Notable unlocks include Ellenbarrie Industrial Gases (23 million shares, 17%) on December 30 and Kalpataru (111 million shares, 54%) on December 31. Early January will see significant expiries from All Time Plastics (4 million shares, 6%) on January 1, HDB Financial Services (481 million shares, 58%) on January 2, Sambhv Steel Tubes (142 million shares, 48%) and Brigade Hotel Ventures (14 million shares, 4%) on January 5, followed by Globe Civil Projects (30 million shares, 51%) and Travel Food Services (87 million shares, 66%).

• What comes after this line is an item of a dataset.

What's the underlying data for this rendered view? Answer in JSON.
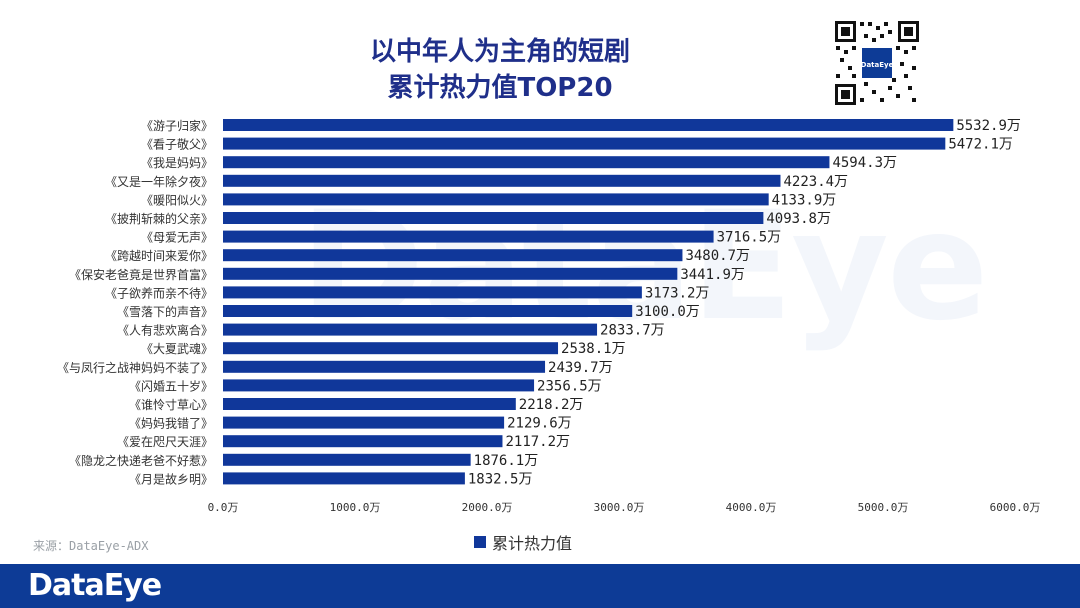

In calendar year 2025, a record 103 mainboard companies made their debut on the BSE and NSE, raising ₹1.75 lakh crore—the largest annual IPO mobilisation in India’s history. IPO activity in 2025 surpassed the previous year’s record of ₹1.59 lakh crore raised by 91 companies in 2024, and marked a sharp jump from the ₹49,436 crore mobilised in 2023, according to data.
The surge in fundraising was driven by a strong pipeline of big-ticket offerings and a sharp rise in offer-for-sale (OFS) components, underscoring promoters’ growing inclination to monetise existing stakes amid favourable valuations. In 2025, OFS accounted for nearly 63.5%, or about ₹1.11 lakh crore, of total IPO proceeds—making it one of the most OFS-heavy years in India’s capital market history.
However, data from Prime Database shows that the buoyant fundraising environment did not translate into strong debut-day gains for investors. The average listing gain in 2025 slipped to just 9.9%, the lowest since 2022, and well below the 30.25% recorded in 2024 and 28.68% in 2023. This stands in sharp contrast to the pandemic-era boom, when average listing gains averaged 43.82% in 2020 and 32.19% in 2021, fuelled by abundant liquidity and heightened risk appetite.